India, a significant member of BRICS, stands out as particularly vulnerable to these potential tariffs. An aggressive approach by Trump could disrupt India’s trade dynamics, adding to broader market concerns. Furthermore, Trump announced plans to impose 25 percent tariffs on imports from Canada and Mexico starting February, further escalating fears of global trade disruptions. Prashant Tapse, Senior Vice President of Research at Mehta Equities, commented, “Trump’s tariff decisions remain a wildcard for Indian markets. The uncertainty surrounding his stance on India has kept investors cautious.”
Weak Q3 Earnings: Market jitters were further exacerbated by mixed corporate earnings. Dixon Technologies saw a 14 percent drop in its share price following a decline in consolidated net profit and revenue for the December quarter. Zomato’s stock also took a hit, falling 9 percent after its Q3 results revealed that Blinkit’s aggressive expansion was impacting profitability.
In the realty sector, Oberoi Realty slipped 7.6 percent after posting results that fell short of market expectations. The disappointing earnings report raised concerns about growth in key sectors, dampening investor sentiment.
Bank of Japan Rate Hike Expectations: Global markets were also rattled by growing expectations of an interest rate hike by the Bank of Japan (BOJ) on Friday. This would mark the first hike since July of the previous year and is seen as a significant move that could affect global borrowing costs. Such a development has added to fears of tightening liquidity, with potential ripple effects on emerging markets like India.

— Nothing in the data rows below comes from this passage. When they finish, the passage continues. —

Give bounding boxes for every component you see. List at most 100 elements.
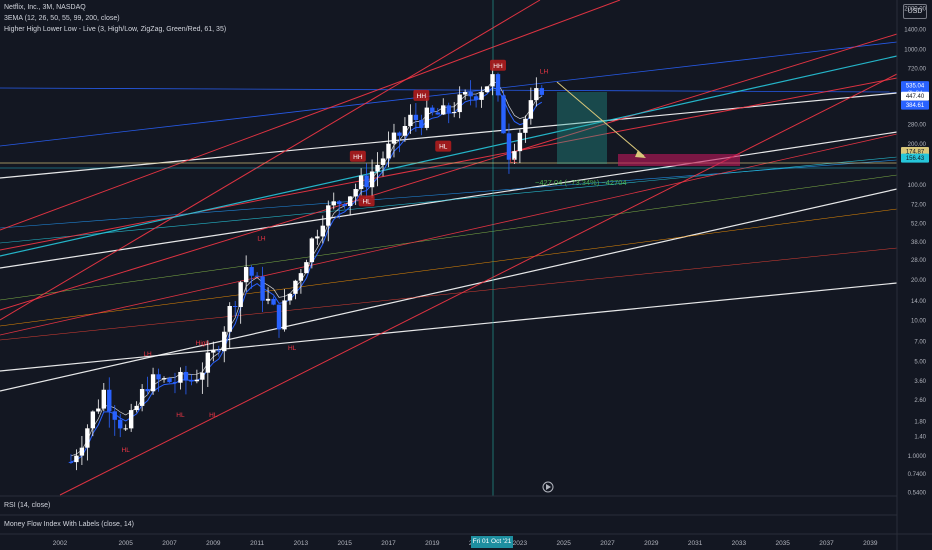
trendline <box>0 87 898 93</box>
candle-body <box>358 175 364 190</box>
trendline <box>0 133 898 336</box>
y-tick-label: 28.00 <box>911 258 927 264</box>
candle-body <box>167 378 172 383</box>
candle-body <box>309 238 315 263</box>
trendline <box>0 77 898 251</box>
zigzag-label: HL <box>209 412 218 419</box>
x-tick-label: 2007 <box>162 540 177 547</box>
trendline <box>0 188 898 392</box>
candle-body <box>112 411 117 420</box>
x-tick-label: 2035 <box>775 540 790 547</box>
candle-body <box>222 331 227 352</box>
x-tick-label: 2015 <box>337 540 352 547</box>
y-tick-label: 2.60 <box>914 398 926 404</box>
trendline <box>0 33 898 311</box>
trendline <box>0 0 621 231</box>
y-tick-label: 10.00 <box>911 319 927 325</box>
price-tag: 156.43 <box>901 153 929 163</box>
chart-title: Netflix, Inc., 3M, NASDAQ <box>4 4 86 11</box>
trendline <box>0 282 898 372</box>
candle-body <box>90 411 96 429</box>
x-tick-label: 2017 <box>381 540 396 547</box>
y-tick-label: 14.00 <box>911 299 927 305</box>
candle-body <box>194 379 200 382</box>
candle-body <box>364 175 369 188</box>
candle-body <box>282 300 287 330</box>
candle-body <box>79 447 85 456</box>
zigzag-label: HL <box>439 144 448 151</box>
candle-body <box>265 298 271 301</box>
zigzag-label: HL <box>176 412 185 419</box>
candle-body <box>347 196 353 206</box>
candle-body <box>178 371 183 383</box>
y-tick-label: 1.80 <box>914 420 926 426</box>
candle-body <box>249 267 254 276</box>
candle-body <box>468 92 473 97</box>
zigzag-badge <box>435 140 452 152</box>
x-tick-label: 2025 <box>556 540 571 547</box>
candle-body <box>211 350 216 353</box>
candle-body <box>315 236 320 239</box>
trendline <box>0 41 898 147</box>
zigzag-badge <box>358 195 375 207</box>
ema-indicator-label[interactable]: 3EMA (12, 26, 50, 55, 99, 200, close) <box>4 15 120 22</box>
candle-body <box>386 143 391 159</box>
candle-body <box>101 389 106 409</box>
price-tag-value: 447.40 <box>906 94 925 100</box>
y-tick-label: 20.00 <box>911 278 927 284</box>
candle-body <box>118 419 123 429</box>
candle-body <box>539 88 544 95</box>
x-tick-label: 2039 <box>863 540 878 547</box>
mfi-pane-label[interactable]: Money Flow Index With Labels (close, 14) <box>4 521 134 528</box>
candle-body <box>139 389 145 406</box>
zigzag-label: HL <box>362 198 371 205</box>
trendline <box>0 55 898 257</box>
price-tag-value: 156.43 <box>906 156 925 162</box>
candle-body <box>74 455 79 463</box>
x-tick-label: 2002 <box>53 540 68 547</box>
candle-body <box>298 273 304 281</box>
candle-body <box>462 92 468 95</box>
rsi-pane-label[interactable]: RSI (14, close) <box>4 502 51 509</box>
zigzag-label: High <box>196 340 210 347</box>
candle-body <box>271 298 276 305</box>
candle-body <box>276 304 282 330</box>
x-tick-label: 2031 <box>688 540 703 547</box>
candle-body <box>68 461 74 463</box>
zigzag-label: LH <box>143 351 152 358</box>
arrow-head <box>635 150 646 158</box>
candle-body <box>397 132 402 136</box>
candle-body <box>424 107 430 128</box>
y-tick-label: 7.00 <box>914 340 926 346</box>
candle-body <box>419 119 424 128</box>
candle-body <box>320 225 325 237</box>
x-tick-label: 2009 <box>206 540 221 547</box>
y-tick-label: 1.0000 <box>908 454 927 460</box>
x-tick-label: 2019 <box>425 540 440 547</box>
y-tick-label: 1000.00 <box>904 47 926 53</box>
price-tag: 384.61 <box>901 100 929 110</box>
candle-body <box>430 107 435 113</box>
y-tick-label: 52.00 <box>911 221 927 227</box>
currency-button[interactable]: USD <box>903 4 927 19</box>
zigzag-badge <box>413 89 430 101</box>
x-tick-label: 2023 <box>513 540 528 547</box>
replay-icon[interactable] <box>542 481 554 493</box>
candle-body <box>342 204 347 206</box>
candle-body <box>337 201 342 205</box>
long-position-zone <box>557 92 607 164</box>
candle-body <box>96 408 101 412</box>
candle-body <box>254 275 260 277</box>
candle-body <box>408 114 413 127</box>
hhll-indicator-label[interactable]: Higher High Lower Low - Live (3, High/Lo… <box>4 26 227 33</box>
x-tick-label: 2013 <box>294 540 309 547</box>
candle-body <box>413 114 419 120</box>
x-tick-label: 2027 <box>600 540 615 547</box>
measure-label: −427.04 (−73.34%) −42704 <box>535 178 627 187</box>
y-tick-label: 72.00 <box>911 202 927 208</box>
y-tick-label: 0.7400 <box>908 472 927 478</box>
ema-line <box>70 86 543 463</box>
candle-body <box>150 374 156 392</box>
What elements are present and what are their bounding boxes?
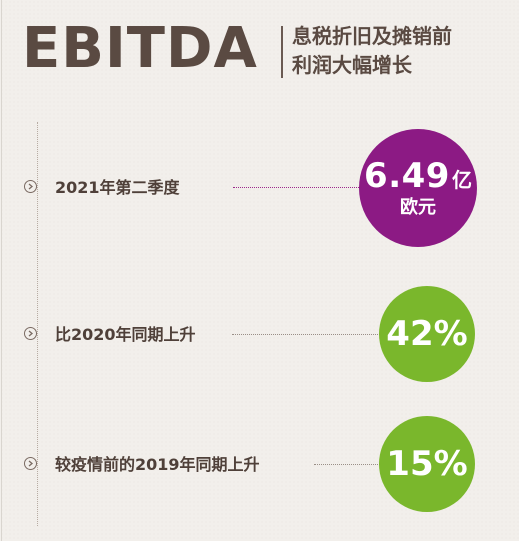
timeline-line	[37, 122, 38, 526]
growth-percent: 42%	[386, 314, 468, 354]
row-q2-2021: 2021年第二季度	[24, 174, 180, 198]
amount-value-line: 6.49 亿	[364, 159, 472, 193]
row-vs-2020: 比2020年同期上升	[24, 321, 196, 345]
leader-line	[233, 187, 361, 188]
frame-edge	[1, 0, 2, 541]
leader-line	[232, 334, 382, 335]
growth-circle-2019: 15%	[379, 416, 475, 512]
row-vs-2019: 较疫情前的2019年同期上升	[24, 451, 260, 475]
page-title: EBITDA	[22, 16, 258, 81]
row-label: 2021年第二季度	[55, 178, 180, 197]
amount-unit: 亿	[451, 168, 472, 192]
amount-value: 6.49	[364, 156, 450, 196]
title-divider	[281, 26, 283, 78]
subtitle: 息税折旧及摊销前 利润大幅增长	[292, 22, 512, 80]
amount-circle: 6.49 亿 欧元	[359, 129, 477, 247]
row-label: 比2020年同期上升	[55, 325, 196, 344]
subtitle-line-2: 利润大幅增长	[292, 53, 412, 77]
growth-percent: 15%	[386, 444, 468, 484]
growth-circle-2020: 42%	[379, 286, 475, 382]
amount-currency: 欧元	[400, 197, 436, 218]
chevron-right-icon	[24, 179, 37, 193]
chevron-right-icon	[24, 326, 37, 340]
subtitle-line-1: 息税折旧及摊销前	[292, 24, 452, 48]
chevron-right-icon	[24, 456, 37, 470]
row-label: 较疫情前的2019年同期上升	[55, 455, 260, 474]
leader-line	[314, 464, 382, 465]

Global Markets: Asian markets were mostly flat after Trump’s tariff remarks on Mexico and Canada, which disappointed investors who had been hopeful of a delay. U.S. stock futures pared earlier gains, with Nasdaq futures down 0.08% and S&P 500 futures up a mere 0.07%. European futures also traded lower, with EUROSTOXX 50 futures falling 0.25% and FTSE futures easing 0.02%.
FII/DII Tracker: Foreign Institutional Investors (FIIs) sold equities worth ₹4,336 crore on January 20, while Domestic Institutional Investors (DIIs) bought equities worth ₹4,322 crore on the same day.
Oil Prices: Oil prices slipped in early Asian trading on Tuesday following Trump’s announcement of plans to boost U.S. oil and gas production. Brent crude futures dropped by 11 cents to $80.04 per barrel, and West Texas Intermediate crude fell 67 cents to $76.72 per barrel.
Rupee vs Dollar: The Indian rupee strengthened by 17 paise to 86.28 against the US dollar, amid fluctuations in the US dollar due to Trump’s tariff announcements. The dollar index fell 0.93% to 108.33.
Technical Outlook: Anand James, Chief Market Strategist at Geojit Financial Services, observed that the market held firm at the 23,140 level, as expected, despite early negativity. However, upward momentum struggled to break through the 23,370/90 barrier. “This remains the critical level to watch, as seen last week. The 23,550-23,640 targets remain in play, but for momentum to sustain, the market must hold above 23,330 early in the day. Otherwise, slippages to 23,268/48 may occur, providing another chance for bulls to regroup.”